How dare a newspaper that has put its Newark property up for sale tell city residents how to live? When is the last time it told the residents of Millburn and Westfield they have enough income and should volunteer to pay higher income taxes? When is the last time it told communities in Somerset and Hunterdon counties that they should change their zoning practices to allow low- and middle-income residents? When is the last time it told Essex County and Union County that they have too many school districts and should consolidate into income-and racially–integrated unified systems?
Ooo, pick me, pick me! The answer:
never.
Read Braun's entire post, which is dead-on. The truth is that the "reforms" Anderson proposes have never worked and will not work. They are, in reality, an abdication of responsibility on the part of the state, which has utterly failed to do its job over the last two decades of state control and provide Newark's beautiful, deserving children with
schools that are worthy of them.
But, of course, if
Baraka or advisory board President
Antoinette Richardson-Baskerville dare to get up and say something so impolite, the
Star-Ledger will instantly label them as "
shrill and unreasonable." And the folks at
PolitickerNJ know what
that sort of thing leads to:
On Friday in Brick City, South Ward Councilman and Newark mayoral candidate Ras Baraka threw a verbal brick through the city's educational policy window. [emphasis mine]
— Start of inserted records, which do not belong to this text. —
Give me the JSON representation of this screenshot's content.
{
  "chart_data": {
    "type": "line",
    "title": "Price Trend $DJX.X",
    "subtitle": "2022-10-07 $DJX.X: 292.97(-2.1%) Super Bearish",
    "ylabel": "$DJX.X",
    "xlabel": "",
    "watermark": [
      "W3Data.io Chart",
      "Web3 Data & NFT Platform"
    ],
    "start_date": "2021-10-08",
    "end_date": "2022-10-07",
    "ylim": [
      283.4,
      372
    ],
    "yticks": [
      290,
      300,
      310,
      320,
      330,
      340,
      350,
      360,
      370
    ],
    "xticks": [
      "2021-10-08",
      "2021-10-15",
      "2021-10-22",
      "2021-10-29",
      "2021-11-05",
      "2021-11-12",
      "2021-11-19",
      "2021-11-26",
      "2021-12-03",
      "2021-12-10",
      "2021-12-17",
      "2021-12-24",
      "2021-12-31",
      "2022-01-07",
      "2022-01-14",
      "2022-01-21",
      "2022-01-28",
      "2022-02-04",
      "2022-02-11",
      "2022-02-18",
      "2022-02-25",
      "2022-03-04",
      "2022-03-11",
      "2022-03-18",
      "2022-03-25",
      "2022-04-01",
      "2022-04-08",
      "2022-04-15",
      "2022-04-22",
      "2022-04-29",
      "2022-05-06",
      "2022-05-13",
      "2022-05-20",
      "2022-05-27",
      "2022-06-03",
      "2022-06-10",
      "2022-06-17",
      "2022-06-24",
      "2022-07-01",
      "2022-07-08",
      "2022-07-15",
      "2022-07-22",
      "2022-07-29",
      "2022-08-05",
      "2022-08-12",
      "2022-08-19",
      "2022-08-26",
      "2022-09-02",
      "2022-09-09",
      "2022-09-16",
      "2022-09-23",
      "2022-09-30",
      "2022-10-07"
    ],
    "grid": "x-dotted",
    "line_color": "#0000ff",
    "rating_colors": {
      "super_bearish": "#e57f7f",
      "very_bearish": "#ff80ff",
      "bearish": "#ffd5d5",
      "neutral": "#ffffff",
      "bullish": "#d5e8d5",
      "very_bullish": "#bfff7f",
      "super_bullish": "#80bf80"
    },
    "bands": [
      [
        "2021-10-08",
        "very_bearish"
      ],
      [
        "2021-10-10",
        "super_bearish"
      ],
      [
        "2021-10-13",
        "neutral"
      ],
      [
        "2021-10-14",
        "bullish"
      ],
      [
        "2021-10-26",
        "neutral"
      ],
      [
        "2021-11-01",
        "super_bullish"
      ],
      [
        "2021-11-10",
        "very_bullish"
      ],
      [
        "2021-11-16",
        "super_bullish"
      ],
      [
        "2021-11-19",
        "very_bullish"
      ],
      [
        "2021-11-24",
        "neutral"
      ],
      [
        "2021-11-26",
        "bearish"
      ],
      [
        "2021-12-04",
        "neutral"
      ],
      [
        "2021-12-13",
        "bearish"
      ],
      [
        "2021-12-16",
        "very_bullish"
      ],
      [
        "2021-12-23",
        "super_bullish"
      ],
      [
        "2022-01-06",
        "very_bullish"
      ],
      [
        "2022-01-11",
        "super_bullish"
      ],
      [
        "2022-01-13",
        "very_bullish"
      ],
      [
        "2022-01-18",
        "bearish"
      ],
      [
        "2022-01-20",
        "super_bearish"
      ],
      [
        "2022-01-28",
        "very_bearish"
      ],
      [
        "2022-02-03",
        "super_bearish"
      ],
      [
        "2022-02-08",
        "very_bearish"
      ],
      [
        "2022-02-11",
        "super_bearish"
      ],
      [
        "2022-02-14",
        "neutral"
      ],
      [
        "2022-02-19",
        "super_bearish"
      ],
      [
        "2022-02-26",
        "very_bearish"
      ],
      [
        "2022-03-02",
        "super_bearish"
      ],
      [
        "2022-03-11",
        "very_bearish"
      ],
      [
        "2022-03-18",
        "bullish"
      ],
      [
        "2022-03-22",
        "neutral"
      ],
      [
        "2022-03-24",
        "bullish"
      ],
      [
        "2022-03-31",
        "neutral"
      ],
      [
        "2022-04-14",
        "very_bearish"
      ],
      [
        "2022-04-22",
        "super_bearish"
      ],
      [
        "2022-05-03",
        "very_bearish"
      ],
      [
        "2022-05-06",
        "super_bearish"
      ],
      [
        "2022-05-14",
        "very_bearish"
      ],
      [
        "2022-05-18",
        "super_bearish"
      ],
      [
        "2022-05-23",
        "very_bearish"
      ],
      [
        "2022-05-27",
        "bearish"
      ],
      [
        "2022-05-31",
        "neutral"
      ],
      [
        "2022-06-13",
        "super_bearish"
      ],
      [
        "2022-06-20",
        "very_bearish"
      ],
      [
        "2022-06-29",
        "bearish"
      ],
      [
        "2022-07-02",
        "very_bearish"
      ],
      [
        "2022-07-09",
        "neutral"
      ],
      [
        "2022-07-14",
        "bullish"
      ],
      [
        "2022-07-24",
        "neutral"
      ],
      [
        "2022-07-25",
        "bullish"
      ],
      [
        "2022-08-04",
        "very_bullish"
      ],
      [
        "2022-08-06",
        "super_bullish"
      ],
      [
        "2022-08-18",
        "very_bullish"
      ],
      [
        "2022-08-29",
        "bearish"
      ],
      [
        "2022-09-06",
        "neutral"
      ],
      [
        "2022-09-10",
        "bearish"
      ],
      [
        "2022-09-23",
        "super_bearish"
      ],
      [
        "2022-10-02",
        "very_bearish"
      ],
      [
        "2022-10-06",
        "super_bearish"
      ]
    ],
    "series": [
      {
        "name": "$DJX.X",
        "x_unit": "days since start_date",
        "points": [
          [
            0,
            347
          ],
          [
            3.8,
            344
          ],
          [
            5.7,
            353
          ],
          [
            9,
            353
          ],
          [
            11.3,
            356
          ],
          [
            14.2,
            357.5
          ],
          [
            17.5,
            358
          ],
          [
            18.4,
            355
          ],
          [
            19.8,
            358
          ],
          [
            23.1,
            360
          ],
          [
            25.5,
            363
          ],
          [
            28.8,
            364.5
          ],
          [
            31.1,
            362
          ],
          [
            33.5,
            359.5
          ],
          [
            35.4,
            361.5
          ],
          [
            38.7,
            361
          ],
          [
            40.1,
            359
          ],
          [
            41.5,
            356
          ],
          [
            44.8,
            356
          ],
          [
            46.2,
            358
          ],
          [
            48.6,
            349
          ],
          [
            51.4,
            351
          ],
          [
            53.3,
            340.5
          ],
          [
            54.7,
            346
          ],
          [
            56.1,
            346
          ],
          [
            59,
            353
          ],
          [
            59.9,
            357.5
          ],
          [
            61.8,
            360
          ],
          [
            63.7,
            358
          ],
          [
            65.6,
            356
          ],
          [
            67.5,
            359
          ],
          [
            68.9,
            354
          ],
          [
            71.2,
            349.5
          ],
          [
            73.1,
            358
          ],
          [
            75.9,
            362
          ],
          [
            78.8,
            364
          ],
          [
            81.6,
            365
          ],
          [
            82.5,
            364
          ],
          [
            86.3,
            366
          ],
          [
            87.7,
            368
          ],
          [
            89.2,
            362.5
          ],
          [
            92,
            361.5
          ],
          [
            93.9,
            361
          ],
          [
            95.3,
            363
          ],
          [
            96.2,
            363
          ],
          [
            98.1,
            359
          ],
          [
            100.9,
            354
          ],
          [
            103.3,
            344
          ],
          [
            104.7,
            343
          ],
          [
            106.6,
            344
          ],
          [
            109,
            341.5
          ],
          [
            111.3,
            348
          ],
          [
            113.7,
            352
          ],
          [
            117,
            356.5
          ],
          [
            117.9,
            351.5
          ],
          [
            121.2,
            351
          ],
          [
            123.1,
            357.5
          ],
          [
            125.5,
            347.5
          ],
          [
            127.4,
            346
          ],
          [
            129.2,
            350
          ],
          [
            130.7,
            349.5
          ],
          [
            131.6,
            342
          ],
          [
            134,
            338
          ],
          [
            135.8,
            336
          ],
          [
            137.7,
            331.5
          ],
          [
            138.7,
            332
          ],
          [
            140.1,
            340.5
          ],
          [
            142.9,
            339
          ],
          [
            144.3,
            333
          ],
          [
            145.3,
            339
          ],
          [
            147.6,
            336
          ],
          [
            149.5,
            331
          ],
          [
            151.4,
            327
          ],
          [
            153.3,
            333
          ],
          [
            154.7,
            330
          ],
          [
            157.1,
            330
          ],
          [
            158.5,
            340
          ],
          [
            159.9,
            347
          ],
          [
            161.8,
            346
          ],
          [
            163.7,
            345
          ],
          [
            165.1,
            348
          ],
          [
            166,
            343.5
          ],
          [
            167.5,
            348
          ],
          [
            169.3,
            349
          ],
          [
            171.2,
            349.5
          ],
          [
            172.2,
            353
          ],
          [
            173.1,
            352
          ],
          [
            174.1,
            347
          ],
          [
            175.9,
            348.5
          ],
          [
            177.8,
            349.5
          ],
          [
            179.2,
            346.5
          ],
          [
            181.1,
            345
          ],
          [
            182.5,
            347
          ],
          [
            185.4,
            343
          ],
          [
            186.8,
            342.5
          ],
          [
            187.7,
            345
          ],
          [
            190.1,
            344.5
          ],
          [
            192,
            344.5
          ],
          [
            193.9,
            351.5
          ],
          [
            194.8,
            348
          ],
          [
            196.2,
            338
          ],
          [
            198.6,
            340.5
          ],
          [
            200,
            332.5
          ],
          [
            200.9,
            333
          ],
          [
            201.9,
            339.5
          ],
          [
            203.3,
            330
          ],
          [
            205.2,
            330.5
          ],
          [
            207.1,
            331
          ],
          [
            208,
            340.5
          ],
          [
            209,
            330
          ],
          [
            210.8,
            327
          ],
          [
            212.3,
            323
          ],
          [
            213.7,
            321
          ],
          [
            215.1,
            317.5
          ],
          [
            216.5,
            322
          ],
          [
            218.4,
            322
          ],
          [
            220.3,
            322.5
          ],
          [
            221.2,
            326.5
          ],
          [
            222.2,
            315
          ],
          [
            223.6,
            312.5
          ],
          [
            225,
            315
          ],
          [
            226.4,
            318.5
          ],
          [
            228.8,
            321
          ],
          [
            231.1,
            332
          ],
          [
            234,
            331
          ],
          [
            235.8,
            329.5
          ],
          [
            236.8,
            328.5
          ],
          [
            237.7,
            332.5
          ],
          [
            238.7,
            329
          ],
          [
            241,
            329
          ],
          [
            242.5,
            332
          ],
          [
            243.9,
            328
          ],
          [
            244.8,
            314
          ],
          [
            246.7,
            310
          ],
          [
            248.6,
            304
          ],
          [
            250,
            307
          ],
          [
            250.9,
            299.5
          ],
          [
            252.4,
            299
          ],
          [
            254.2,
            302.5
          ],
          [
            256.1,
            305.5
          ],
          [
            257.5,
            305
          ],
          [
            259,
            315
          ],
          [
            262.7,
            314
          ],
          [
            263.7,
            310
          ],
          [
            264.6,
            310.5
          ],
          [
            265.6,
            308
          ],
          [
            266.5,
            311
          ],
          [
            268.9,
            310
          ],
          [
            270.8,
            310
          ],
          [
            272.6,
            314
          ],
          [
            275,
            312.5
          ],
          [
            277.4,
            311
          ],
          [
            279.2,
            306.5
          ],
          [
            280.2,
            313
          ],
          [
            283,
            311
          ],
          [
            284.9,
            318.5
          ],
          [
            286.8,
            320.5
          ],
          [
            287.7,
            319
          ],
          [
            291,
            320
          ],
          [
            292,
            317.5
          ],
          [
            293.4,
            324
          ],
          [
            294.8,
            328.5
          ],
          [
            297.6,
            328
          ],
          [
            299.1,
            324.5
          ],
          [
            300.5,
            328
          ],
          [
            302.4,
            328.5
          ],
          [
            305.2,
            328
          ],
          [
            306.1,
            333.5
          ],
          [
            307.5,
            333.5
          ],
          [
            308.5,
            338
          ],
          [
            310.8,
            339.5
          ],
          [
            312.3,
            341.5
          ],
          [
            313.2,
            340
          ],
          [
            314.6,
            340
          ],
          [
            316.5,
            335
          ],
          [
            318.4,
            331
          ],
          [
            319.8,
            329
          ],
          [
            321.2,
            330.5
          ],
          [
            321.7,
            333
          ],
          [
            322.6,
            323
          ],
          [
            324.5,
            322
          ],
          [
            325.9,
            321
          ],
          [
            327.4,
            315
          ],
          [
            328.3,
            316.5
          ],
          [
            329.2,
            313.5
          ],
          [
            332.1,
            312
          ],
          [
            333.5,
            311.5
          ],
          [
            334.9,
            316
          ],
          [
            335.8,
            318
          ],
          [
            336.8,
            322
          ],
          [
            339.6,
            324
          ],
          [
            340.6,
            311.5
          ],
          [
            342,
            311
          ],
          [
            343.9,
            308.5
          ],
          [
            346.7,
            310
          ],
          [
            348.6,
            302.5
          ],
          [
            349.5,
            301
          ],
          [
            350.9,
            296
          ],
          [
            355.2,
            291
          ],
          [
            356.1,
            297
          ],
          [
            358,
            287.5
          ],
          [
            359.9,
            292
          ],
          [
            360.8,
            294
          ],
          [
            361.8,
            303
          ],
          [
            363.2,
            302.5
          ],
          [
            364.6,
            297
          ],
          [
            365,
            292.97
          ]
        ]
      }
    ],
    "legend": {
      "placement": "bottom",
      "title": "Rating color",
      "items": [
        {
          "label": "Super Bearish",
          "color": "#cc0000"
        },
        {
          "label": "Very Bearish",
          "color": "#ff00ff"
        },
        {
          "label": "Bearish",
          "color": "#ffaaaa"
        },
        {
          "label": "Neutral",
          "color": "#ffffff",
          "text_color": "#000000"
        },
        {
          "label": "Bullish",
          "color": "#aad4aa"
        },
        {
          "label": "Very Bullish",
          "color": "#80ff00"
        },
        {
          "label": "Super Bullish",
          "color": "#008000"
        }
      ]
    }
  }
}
I'm sure it's just one of those odd coincidences that
the writer here chose to start his piece with the image of a black man throwing a brick through a window. Just like it was odd when the
Star-Ledger said the Newark City Council "
...has a long history of crazy behavior." Or when the press had a hissy fit when
Karen Lewis, the Chicago Teachers Union president, quoted Shakespeare and
Alice in Wonderland ("Off with their heads" - yes, I'm sure she's walking around with a guillotine right now...). Or when the media rushed to call a few incidents of the "knockout game" an "
epidemic" on the
basis of no proof. Or when people of color are
overrepresented in the media as violent criminals.
Or when large swaths of the press thought the biggest worry about the Trayvon Martin case was that
black people might start rioting if they didn't like the verdict.
1 comment:
If I hear another school reform advocate, charter school pusher use the repeated and echoed and parroted phrase, "defenders of the status quo" or variations of the same, I will vomit all over central NJ. If you oppose charter schools and school privatization, then you are for the status quo. If you are for unions and bargaining rights, then you are for the status quo, that evil status quo. Geez, the Rheeformers all read from the same script and they repeat it ad nauseam. A couple years ago residents in the Princeton-West Windsor-South Brunswick area were quite upset with the prospect of a Chinese immersion charter school being imposed on their high performing districts. These residents were slimed, scorned and demonized as being for the....drum roll... status quo. They can shove the status quo up their common core curriculum. The critics of Nobel Prize winning economist Paul Krugman described him as being shrill. I guess that is supposed to be the ultimate put down..... a shrill defender of the status quo.